Gustavo Jorge
- Date of birth: October 24, 1971 (age 53)
- Place of birth: Gustavo Martin Jorge

Rugby union career
- Position(s): Wing

Senior career
- Years: Team / Apps / (Points)
- Club Pucará /  / ()
- CASI /  / ()
- 2007-2008: Club Pucará /  / ()

International career
- Years: Team / Apps / (Points)
- 1989-1994: Argentina / 23 / (111)

National sevens team
- Years: Team /  / Comps
- Argentina 7s

= Gustavo Jorge =

Argentine rugby union player and coach

Gustavo Martín Jorge (born 24 October 1971 in Lomas de Zamora) is a former Argentine rugby union player and a current coach. He played as a wing.
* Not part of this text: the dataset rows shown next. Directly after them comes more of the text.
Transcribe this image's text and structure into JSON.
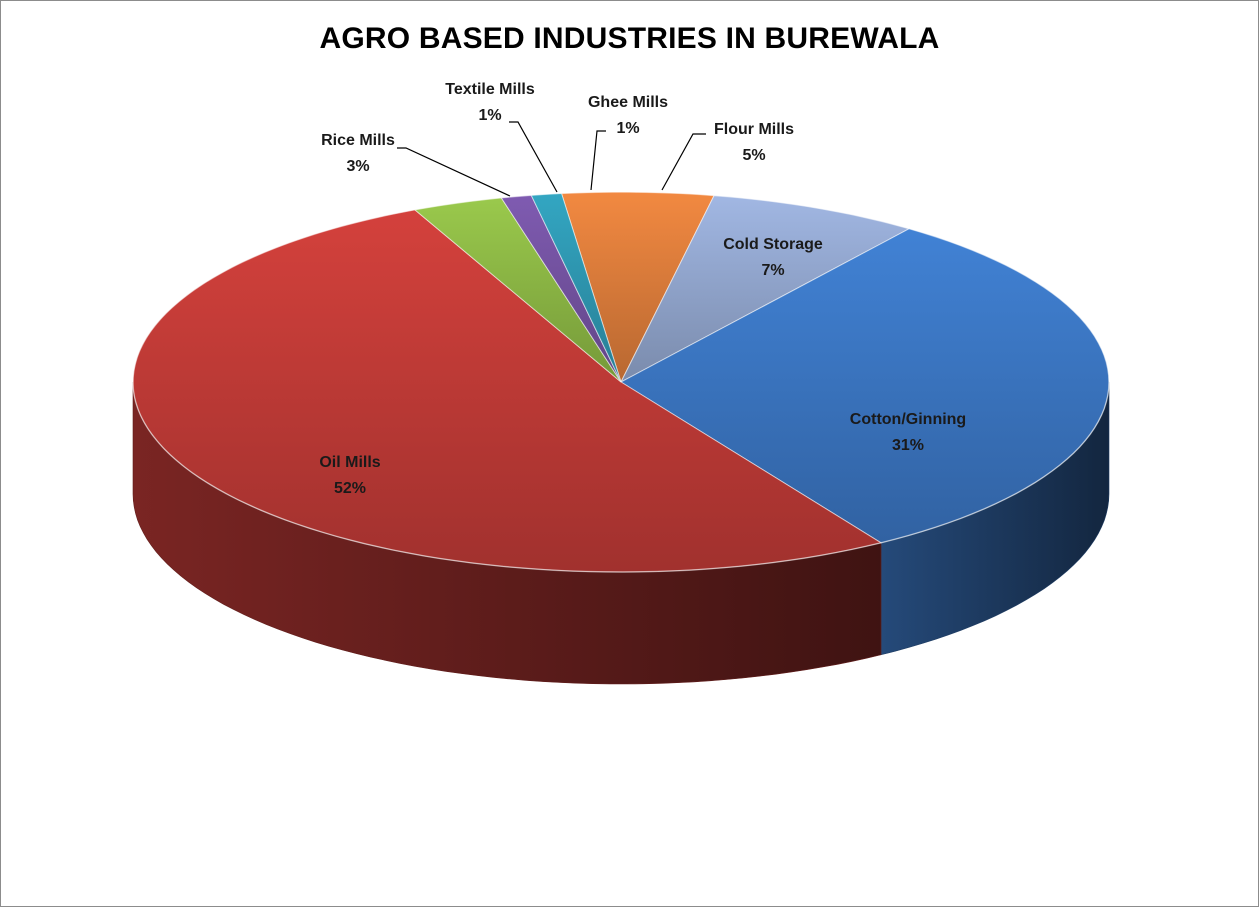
{
  "chart_data": {
    "type": "pie",
    "title": "AGRO BASED INDUSTRIES IN BUREWALA",
    "slices": [
      {
        "name": "Flour Mills",
        "value": 5,
        "label": "5%",
        "color": "#e07f3c"
      },
      {
        "name": "Cold Storage",
        "value": 7,
        "label": "7%",
        "color": "#95a9d2"
      },
      {
        "name": "Cotton/Ginning",
        "value": 31,
        "label": "31%",
        "color": "#3c78c5"
      },
      {
        "name": "Oil Mills",
        "value": 52,
        "label": "52%",
        "color": "#c43c38"
      },
      {
        "name": "Rice Mills",
        "value": 3,
        "label": "3%",
        "color": "#8fba46"
      },
      {
        "name": "Textile Mills",
        "value": 1,
        "label": "1%",
        "color": "#7654a4"
      },
      {
        "name": "Ghee Mills",
        "value": 1,
        "label": "1%",
        "color": "#2f9ab4"
      }
    ],
    "style": "3d-pie",
    "legend": "none"
  }
}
He played for Club Pucará and Club Atletico San Isidro in the Nacional de Clubes in Argentina. He returned to Club Pucará where he finished his player career in 2007/08.
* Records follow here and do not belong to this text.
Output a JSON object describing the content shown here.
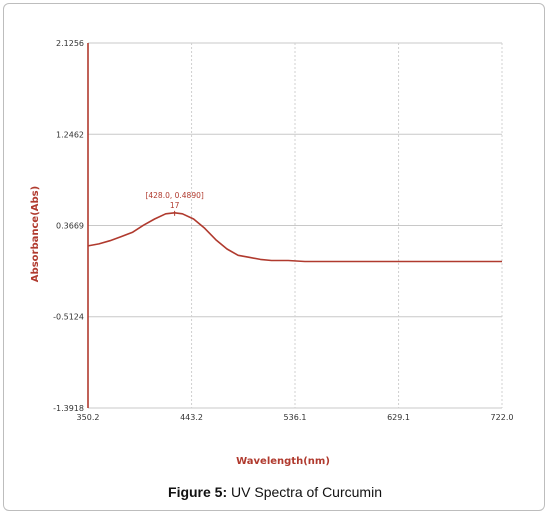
{
  "caption": {
    "label": "Figure 5:",
    "text": " UV Spectra of Curcumin"
  },
  "chart_data": {
    "type": "line",
    "title": "",
    "xlabel": "Wavelength(nm)",
    "ylabel": "Absorbance(Abs)",
    "xlim": [
      350.2,
      722.0
    ],
    "ylim": [
      -1.3918,
      2.1256
    ],
    "x_ticks": [
      "350.2",
      "443.2",
      "536.1",
      "629.1",
      "722.0"
    ],
    "x_tick_values": [
      350.2,
      443.2,
      536.1,
      629.1,
      722.0
    ],
    "y_ticks": [
      "2.1256",
      "1.2462",
      "0.3669",
      "-0.5124",
      "-1.3918"
    ],
    "y_tick_values": [
      2.1256,
      1.2462,
      0.3669,
      -0.5124,
      -1.3918
    ],
    "grid": true,
    "line_color": "#b03a2e",
    "series": [
      {
        "x": [
          350.2,
          360,
          370,
          380,
          390,
          400,
          410,
          420,
          428,
          435,
          445,
          455,
          465,
          475,
          485,
          495,
          505,
          515,
          530,
          545,
          560,
          600,
          650,
          700,
          722
        ],
        "y": [
          0.17,
          0.19,
          0.22,
          0.26,
          0.3,
          0.37,
          0.43,
          0.48,
          0.489,
          0.48,
          0.43,
          0.34,
          0.23,
          0.14,
          0.08,
          0.06,
          0.04,
          0.03,
          0.03,
          0.02,
          0.02,
          0.02,
          0.02,
          0.02,
          0.02
        ]
      }
    ],
    "peak_annotation": {
      "text": "[428.0, 0.4890]",
      "index_label": "17",
      "x": 428.0,
      "y": 0.489
    }
  }
}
Jorge had 23 caps for Argentina, since his debut, at the 103-9 win over Brazil, at 8 October 1989, in Montevideo, for the South American Rugby Championship, when he was only 17 years old, making him the youngest ever player for the "Pumas". He scored 6 tries in that game. He scored 24 tries, 111 points on aggregate during his international career. He was called for the 1991 Rugby World Cup but he never played. His last game was at the 16-11 win over the United States, at 20 June 1994, in Buenos Aires, for the 1995 Rugby World Cup qualifyings. He was only 22 years old but did not play again for the "Pumas".

He has been a coach for the youth categories at Club Pucará since his retirement.